Üstelik kazanılmış hakların zaten korunacak olmasından hareketle herhangi bir kaybın yaşanmayacağını iddia etmeleri de bütünüyle yalandır. Evet, kazanılmış haklara zaten dokunulamaz ama yasa yürürlüğe girdiği andan itibaren her bir yıla karşılık gelen kıdem miktarı yeni düzenleme ile yarı yarıya azalacaktır. Çünkü şu an her bir yıla karşılık işçiye bir ay brüt ücreti kadar tazminat ödenmesi, yıllık brüt ücretin yüzde 8,33’ünün ödenmesi hesabına dayanıyor. Yeni sistemde patronların fona her yıl için yüzde 4 oranında ödeme yapması getiriliyor. Bu azalma geçmiş çalışma dönemini etkilemeyecek, yasa geçtikten sonraki dönemi kapsayacak. Aradaki farkın vergi gelirlerinden karşılanıp karşılanmayacağı, kısmen karşılansa bile bugünkü rakama ulaşıp ulaşmayacağı belli değil. Eğer karşılanmazsa mesela 2000 TL brüt ücretle çalışan bir işçi her yıl için 2000 TL tazminat alacakken, yeni düzenleme ile ancak 960 TL alabilecek.

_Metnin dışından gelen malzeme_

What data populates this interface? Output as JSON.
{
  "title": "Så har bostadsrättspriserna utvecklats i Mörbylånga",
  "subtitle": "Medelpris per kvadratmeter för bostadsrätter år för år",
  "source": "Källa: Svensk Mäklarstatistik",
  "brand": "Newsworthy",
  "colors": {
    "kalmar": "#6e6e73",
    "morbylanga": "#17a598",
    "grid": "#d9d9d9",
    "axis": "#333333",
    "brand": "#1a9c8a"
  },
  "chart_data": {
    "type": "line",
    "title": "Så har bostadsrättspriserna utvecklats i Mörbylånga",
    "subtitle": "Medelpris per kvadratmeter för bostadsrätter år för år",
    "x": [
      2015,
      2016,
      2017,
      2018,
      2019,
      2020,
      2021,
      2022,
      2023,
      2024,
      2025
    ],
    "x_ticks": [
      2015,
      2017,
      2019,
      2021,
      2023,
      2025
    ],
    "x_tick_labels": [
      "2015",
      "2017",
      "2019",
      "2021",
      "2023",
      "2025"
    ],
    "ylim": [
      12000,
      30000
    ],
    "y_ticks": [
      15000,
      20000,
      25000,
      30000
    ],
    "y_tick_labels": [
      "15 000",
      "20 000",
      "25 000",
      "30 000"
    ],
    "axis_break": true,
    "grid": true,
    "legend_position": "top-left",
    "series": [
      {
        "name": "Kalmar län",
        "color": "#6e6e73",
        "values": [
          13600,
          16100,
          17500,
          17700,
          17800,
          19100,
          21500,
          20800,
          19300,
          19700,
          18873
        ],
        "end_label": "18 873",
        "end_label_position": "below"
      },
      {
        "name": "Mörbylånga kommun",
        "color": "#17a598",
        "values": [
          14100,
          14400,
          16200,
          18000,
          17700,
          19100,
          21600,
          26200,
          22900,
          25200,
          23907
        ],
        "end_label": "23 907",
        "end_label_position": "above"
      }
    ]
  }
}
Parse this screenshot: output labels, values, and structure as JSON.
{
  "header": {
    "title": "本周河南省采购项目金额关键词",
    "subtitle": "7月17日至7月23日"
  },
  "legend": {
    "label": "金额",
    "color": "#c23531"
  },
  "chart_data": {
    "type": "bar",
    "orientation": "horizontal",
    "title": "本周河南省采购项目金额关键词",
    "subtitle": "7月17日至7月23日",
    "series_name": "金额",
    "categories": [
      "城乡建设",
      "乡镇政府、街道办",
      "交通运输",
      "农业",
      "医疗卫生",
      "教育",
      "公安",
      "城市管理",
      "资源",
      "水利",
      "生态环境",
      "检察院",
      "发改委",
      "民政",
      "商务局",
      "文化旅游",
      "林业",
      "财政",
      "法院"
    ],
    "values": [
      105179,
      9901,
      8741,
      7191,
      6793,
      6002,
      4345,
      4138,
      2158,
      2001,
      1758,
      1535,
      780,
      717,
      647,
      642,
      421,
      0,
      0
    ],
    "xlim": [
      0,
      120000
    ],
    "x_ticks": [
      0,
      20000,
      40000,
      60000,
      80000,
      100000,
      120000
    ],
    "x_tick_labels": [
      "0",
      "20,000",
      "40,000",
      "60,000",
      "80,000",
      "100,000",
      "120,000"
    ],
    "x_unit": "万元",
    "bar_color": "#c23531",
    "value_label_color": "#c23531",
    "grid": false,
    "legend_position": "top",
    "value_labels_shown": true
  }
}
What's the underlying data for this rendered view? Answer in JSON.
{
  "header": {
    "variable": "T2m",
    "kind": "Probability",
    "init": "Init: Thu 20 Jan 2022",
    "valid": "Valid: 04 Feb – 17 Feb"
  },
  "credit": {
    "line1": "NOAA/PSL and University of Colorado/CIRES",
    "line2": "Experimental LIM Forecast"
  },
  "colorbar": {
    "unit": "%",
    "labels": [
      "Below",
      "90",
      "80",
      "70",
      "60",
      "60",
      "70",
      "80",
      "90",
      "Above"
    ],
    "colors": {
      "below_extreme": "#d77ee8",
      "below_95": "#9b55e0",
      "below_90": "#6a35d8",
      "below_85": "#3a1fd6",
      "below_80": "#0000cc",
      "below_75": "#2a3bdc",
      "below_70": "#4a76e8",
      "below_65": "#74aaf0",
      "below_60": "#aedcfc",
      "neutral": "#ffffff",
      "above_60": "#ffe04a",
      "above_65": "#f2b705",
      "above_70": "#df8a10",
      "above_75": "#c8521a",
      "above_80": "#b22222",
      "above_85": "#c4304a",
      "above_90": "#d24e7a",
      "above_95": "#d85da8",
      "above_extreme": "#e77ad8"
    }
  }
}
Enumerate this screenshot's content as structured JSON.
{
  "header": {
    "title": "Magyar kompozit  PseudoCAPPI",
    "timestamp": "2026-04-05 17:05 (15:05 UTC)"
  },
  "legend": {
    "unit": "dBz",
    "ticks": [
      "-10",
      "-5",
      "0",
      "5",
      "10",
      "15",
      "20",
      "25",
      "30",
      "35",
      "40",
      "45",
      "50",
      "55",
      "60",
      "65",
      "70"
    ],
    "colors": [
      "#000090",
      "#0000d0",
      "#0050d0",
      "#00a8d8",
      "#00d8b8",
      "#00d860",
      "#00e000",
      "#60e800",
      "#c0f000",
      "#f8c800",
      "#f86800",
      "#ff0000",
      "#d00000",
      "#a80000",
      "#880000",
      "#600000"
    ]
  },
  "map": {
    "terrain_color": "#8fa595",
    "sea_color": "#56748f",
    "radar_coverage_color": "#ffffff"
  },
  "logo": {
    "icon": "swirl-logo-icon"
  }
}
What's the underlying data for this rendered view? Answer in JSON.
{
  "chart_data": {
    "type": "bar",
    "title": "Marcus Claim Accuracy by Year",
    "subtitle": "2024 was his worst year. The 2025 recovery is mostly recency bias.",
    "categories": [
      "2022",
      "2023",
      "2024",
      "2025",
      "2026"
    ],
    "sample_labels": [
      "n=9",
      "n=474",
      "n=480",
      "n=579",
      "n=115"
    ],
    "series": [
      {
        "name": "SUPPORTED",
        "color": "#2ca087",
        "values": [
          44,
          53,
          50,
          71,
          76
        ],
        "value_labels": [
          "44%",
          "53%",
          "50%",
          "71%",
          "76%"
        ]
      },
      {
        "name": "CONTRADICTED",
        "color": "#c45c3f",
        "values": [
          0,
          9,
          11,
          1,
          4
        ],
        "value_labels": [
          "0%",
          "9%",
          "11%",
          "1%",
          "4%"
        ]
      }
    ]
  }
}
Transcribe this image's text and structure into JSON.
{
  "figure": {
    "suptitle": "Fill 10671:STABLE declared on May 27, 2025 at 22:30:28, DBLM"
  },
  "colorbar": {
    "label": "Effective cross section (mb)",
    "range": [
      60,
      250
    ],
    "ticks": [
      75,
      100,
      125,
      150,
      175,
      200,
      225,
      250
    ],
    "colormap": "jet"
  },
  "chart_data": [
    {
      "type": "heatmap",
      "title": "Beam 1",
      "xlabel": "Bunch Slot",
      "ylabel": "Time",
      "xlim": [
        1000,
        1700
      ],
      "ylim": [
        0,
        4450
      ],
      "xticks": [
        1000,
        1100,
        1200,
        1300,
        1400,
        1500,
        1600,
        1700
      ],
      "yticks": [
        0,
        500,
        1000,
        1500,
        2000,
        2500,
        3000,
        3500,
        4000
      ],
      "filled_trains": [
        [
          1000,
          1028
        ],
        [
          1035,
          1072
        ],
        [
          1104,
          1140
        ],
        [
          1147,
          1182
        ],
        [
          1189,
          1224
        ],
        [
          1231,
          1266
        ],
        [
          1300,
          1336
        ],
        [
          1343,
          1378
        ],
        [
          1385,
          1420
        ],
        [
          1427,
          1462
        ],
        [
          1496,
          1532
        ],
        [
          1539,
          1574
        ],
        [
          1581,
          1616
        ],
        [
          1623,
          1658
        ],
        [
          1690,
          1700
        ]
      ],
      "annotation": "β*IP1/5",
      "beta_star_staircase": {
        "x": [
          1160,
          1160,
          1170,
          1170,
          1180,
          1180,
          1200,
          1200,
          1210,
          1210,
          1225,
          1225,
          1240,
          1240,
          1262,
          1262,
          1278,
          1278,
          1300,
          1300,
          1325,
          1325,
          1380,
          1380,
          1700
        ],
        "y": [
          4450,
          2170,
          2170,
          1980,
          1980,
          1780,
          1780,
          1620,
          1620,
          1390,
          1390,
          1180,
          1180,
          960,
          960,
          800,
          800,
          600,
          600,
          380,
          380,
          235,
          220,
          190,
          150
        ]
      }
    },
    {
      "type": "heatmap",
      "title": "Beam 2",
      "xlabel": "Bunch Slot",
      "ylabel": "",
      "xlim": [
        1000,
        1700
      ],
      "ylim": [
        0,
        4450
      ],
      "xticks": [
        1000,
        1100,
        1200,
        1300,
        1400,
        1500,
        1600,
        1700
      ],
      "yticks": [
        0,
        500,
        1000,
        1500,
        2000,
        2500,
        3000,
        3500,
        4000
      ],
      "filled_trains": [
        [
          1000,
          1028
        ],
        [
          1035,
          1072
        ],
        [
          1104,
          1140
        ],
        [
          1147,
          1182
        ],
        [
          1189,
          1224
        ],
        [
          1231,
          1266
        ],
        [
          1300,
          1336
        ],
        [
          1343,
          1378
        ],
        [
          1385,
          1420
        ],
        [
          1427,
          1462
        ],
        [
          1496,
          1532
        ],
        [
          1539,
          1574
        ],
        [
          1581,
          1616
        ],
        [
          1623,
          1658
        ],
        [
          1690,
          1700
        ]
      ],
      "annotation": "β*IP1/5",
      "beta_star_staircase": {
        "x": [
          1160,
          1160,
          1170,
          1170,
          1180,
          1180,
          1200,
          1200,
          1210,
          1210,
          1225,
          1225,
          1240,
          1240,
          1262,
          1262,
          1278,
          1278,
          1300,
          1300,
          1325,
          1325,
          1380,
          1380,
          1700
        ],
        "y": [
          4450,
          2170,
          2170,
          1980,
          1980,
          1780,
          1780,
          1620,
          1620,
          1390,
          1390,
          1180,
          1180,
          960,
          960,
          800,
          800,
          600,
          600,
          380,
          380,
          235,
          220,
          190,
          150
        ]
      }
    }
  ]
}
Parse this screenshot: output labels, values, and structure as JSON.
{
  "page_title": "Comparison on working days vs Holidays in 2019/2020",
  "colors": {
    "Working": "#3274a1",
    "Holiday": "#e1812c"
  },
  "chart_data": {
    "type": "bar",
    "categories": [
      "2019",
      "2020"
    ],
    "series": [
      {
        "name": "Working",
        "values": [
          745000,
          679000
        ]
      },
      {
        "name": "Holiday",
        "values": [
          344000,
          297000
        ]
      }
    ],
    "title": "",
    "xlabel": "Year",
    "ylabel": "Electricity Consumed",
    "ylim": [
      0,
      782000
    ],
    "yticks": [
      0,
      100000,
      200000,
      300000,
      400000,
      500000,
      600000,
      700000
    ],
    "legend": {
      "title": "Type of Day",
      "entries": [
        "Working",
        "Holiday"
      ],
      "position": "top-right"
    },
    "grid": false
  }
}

Hükümet, Türkiye’yi er ya da geç saracak ekonomik krizden burjuvazinin en az hasarla çıkması için, krizin bedelini bu kez de işçi ve emekçilere ödetmek için tüm bu hazırlıklarını sürdürürken, sendikalardan bir ses çıkmıyor. Bu sessizlik elde kalan son hakkın da kaybedilmesi anlamına gelecektir. Daha geç olmadan kıdem tazminatı ile ilgili gelişmeler konusunda uyanık olmak, harekete geçmek gerek. O halde hiç vakit kaybetmeden, sendikalarımıza yaklaşan saldırıyı püskürtecek güçte bir mücadelenin hızla örülmesi yönünde baskı yapalım. Sendikamız yoksa işyerlerinde bir araya gelelim, kıdem tazminatı hakkımızı kaybetmemek için yürütülecek mücadeleye en güçlü katkıyı nasıl sağlayabileceğimizi konuşalım, bunun araçlarını yaratalım. Bu saldırıyı boşa çıkarmak için işçi sınıfının en geniş mücadele cephesini kuralım!

 

Bu yazı Gerçek Gazetesi'nin Temmuz 2012 tarihli 33. sayısında yayınlanmıştır.